La vida tradicional en los municipios del valle del Saja se ha desarrollado durante siglos en estrecha relación con el medio natural y una economía rural basada en la ganadería y el aprovechamiento de los recursos del entorno. Este modelo agroganadero estructuró la actividad cotidiana de las comunidades locales y dio lugar a un conjunto de prácticas, conocimientos y costumbres que aún hoy forman parte de la identidad cultural de la comarca.

La ganadería constituyó históricamente su actividad principal, sustentada en el uso de los montes comunales y orientada progresivamente hacia el ganado bovino. En este contexto destacó la vaca tudanca, especialmente adaptada a los pastos de montaña y al sistema de pastoreo extensivo. La agricultura ocupaba un papel secundario, centrada en pequeños huertos familiares destinados al consumo doméstico y en el cultivo de cereales, entre los que a partir del siglo XVII adquirió especial importancia el maíz.
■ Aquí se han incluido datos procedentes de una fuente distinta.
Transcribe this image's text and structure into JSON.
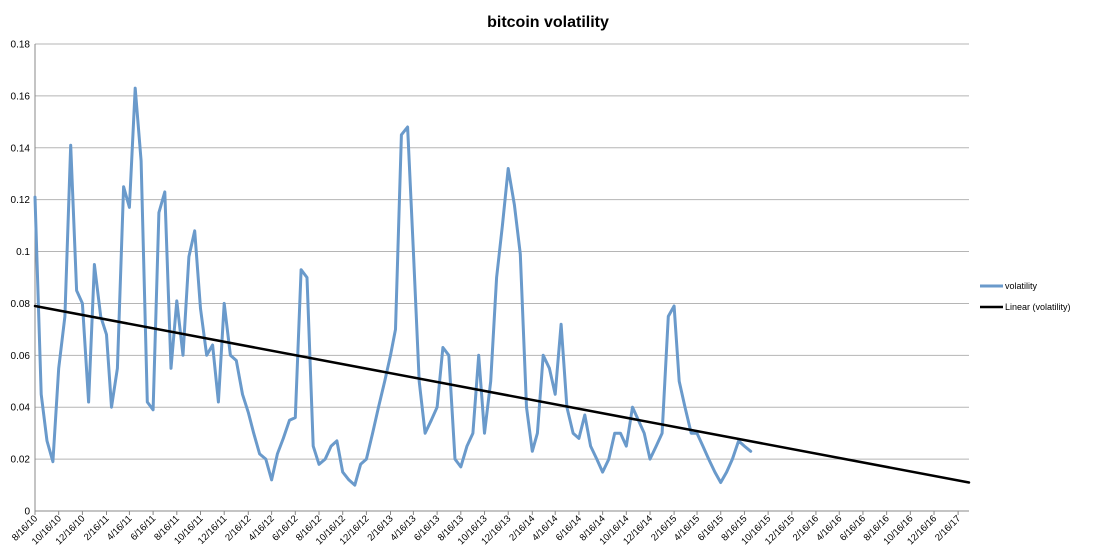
{
  "chart_data": {
    "type": "line",
    "title": "bitcoin volatility",
    "xlabel": "",
    "ylabel": "",
    "ylim": [
      0,
      0.18
    ],
    "yticks": [
      0,
      0.02,
      0.04,
      0.06,
      0.08,
      0.1,
      0.12,
      0.14,
      0.16,
      0.18
    ],
    "ytick_labels": [
      "0",
      "0.02",
      "0.04",
      "0.06",
      "0.08",
      "0.1",
      "0.12",
      "0.14",
      "0.16",
      "0.18"
    ],
    "xtick_labels": [
      "8/16/10",
      "10/16/10",
      "12/16/10",
      "2/16/11",
      "4/16/11",
      "6/16/11",
      "8/16/11",
      "10/16/11",
      "12/16/11",
      "2/16/12",
      "4/16/12",
      "6/16/12",
      "8/16/12",
      "10/16/12",
      "12/16/12",
      "2/16/13",
      "4/16/13",
      "6/16/13",
      "8/16/13",
      "10/16/13",
      "12/16/13",
      "2/16/14",
      "4/16/14",
      "6/16/14",
      "8/16/14",
      "10/16/14",
      "12/16/14",
      "2/16/15",
      "4/16/15",
      "6/16/15",
      "8/16/15",
      "10/16/15",
      "12/16/15",
      "2/16/16",
      "4/16/16",
      "6/16/16",
      "8/16/16",
      "10/16/16",
      "12/16/16",
      "2/16/17"
    ],
    "grid": true,
    "legend_position": "right",
    "series": [
      {
        "name": "volatility",
        "color": "#6a9acb",
        "x": [
          "8/16/10",
          "9/1/10",
          "9/16/10",
          "10/1/10",
          "10/16/10",
          "11/1/10",
          "11/16/10",
          "12/1/10",
          "12/16/10",
          "1/1/11",
          "1/16/11",
          "2/1/11",
          "2/16/11",
          "3/1/11",
          "3/16/11",
          "4/1/11",
          "4/16/11",
          "5/1/11",
          "5/16/11",
          "6/1/11",
          "6/16/11",
          "7/1/11",
          "7/16/11",
          "8/1/11",
          "8/16/11",
          "9/1/11",
          "9/16/11",
          "10/1/11",
          "10/16/11",
          "11/1/11",
          "11/16/11",
          "12/1/11",
          "12/16/11",
          "1/1/12",
          "1/16/12",
          "2/1/12",
          "2/16/12",
          "3/1/12",
          "3/16/12",
          "4/1/12",
          "4/16/12",
          "5/1/12",
          "5/16/12",
          "6/1/12",
          "6/16/12",
          "7/1/12",
          "7/16/12",
          "8/1/12",
          "8/16/12",
          "9/1/12",
          "9/16/12",
          "10/1/12",
          "10/16/12",
          "11/1/12",
          "11/16/12",
          "12/1/12",
          "12/16/12",
          "1/1/13",
          "1/16/13",
          "2/1/13",
          "2/16/13",
          "3/1/13",
          "3/16/13",
          "4/1/13",
          "4/16/13",
          "5/1/13",
          "5/16/13",
          "6/1/13",
          "6/16/13",
          "7/1/13",
          "7/16/13",
          "8/1/13",
          "8/16/13",
          "9/1/13",
          "9/16/13",
          "10/1/13",
          "10/16/13",
          "11/1/13",
          "11/16/13",
          "12/1/13",
          "12/16/13",
          "1/1/14",
          "1/16/14",
          "2/1/14",
          "2/16/14",
          "3/1/14",
          "3/16/14",
          "4/1/14",
          "4/16/14",
          "5/1/14",
          "5/16/14",
          "6/1/14",
          "6/16/14",
          "7/1/14",
          "7/16/14",
          "8/1/14",
          "8/16/14",
          "9/1/14",
          "9/16/14",
          "10/1/14",
          "10/16/14",
          "11/1/14",
          "11/16/14",
          "12/1/14",
          "12/16/14",
          "1/1/15",
          "1/16/15",
          "2/1/15",
          "2/16/15",
          "3/1/15",
          "3/16/15",
          "4/1/15",
          "4/16/15",
          "5/1/15",
          "5/16/15",
          "6/1/15",
          "6/16/15",
          "7/1/15",
          "7/16/15",
          "8/1/15",
          "8/16/15",
          "9/1/15"
        ],
        "values": [
          0.121,
          0.045,
          0.027,
          0.019,
          0.055,
          0.075,
          0.141,
          0.085,
          0.08,
          0.042,
          0.095,
          0.075,
          0.068,
          0.04,
          0.055,
          0.125,
          0.117,
          0.163,
          0.135,
          0.042,
          0.039,
          0.115,
          0.123,
          0.055,
          0.081,
          0.06,
          0.098,
          0.108,
          0.078,
          0.06,
          0.064,
          0.042,
          0.08,
          0.06,
          0.058,
          0.045,
          0.038,
          0.03,
          0.022,
          0.02,
          0.012,
          0.022,
          0.028,
          0.035,
          0.036,
          0.093,
          0.09,
          0.025,
          0.018,
          0.02,
          0.025,
          0.027,
          0.015,
          0.012,
          0.01,
          0.018,
          0.02,
          0.03,
          0.04,
          0.05,
          0.06,
          0.07,
          0.145,
          0.148,
          0.1,
          0.05,
          0.03,
          0.035,
          0.04,
          0.063,
          0.06,
          0.02,
          0.017,
          0.025,
          0.03,
          0.06,
          0.03,
          0.05,
          0.09,
          0.11,
          0.132,
          0.118,
          0.099,
          0.04,
          0.023,
          0.03,
          0.06,
          0.055,
          0.045,
          0.072,
          0.04,
          0.03,
          0.028,
          0.037,
          0.025,
          0.02,
          0.015,
          0.02,
          0.03,
          0.03,
          0.025,
          0.04,
          0.035,
          0.03,
          0.02,
          0.025,
          0.03,
          0.075,
          0.079,
          0.05,
          0.04,
          0.03,
          0.03,
          0.025,
          0.02,
          0.015,
          0.011,
          0.015,
          0.02,
          0.027,
          0.025,
          0.023
        ]
      },
      {
        "name": "Linear (volatility)",
        "color": "#000000",
        "x": [
          "8/16/10",
          "3/16/17"
        ],
        "values": [
          0.079,
          0.011
        ]
      }
    ]
  }
}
Este sistema económico se completaba con diversas actividades complementarias, como la recolección de frutos del bosque, la caza, la pesca, el transporte con animales de tiro o los trabajos artesanales. Entre estos últimos destacaban la elaboración de aperos de labranza, la garauja, la artesanía en madera, las afamadas albarcas, y otros oficios vinculados a la vida ganadera, que reflejan un saber tradicional transmitido de generación en generación.

De este modo, la vida cotidiana dio origen a una rica cultura popular que se manifiesta en ámbitos como la gastronomía, las ferias y fiestas o los juegos tradicionales. La cocina montañesa, basada en productos locales, incluye platos emblemáticos como el cocido montañés, mientras que las celebraciones vinculadas al calendario ferial ganadero y prácticas como el juego de los bolos siguen siendo hoy importantes espacios de encuentro y convivencia en el valle del Saja.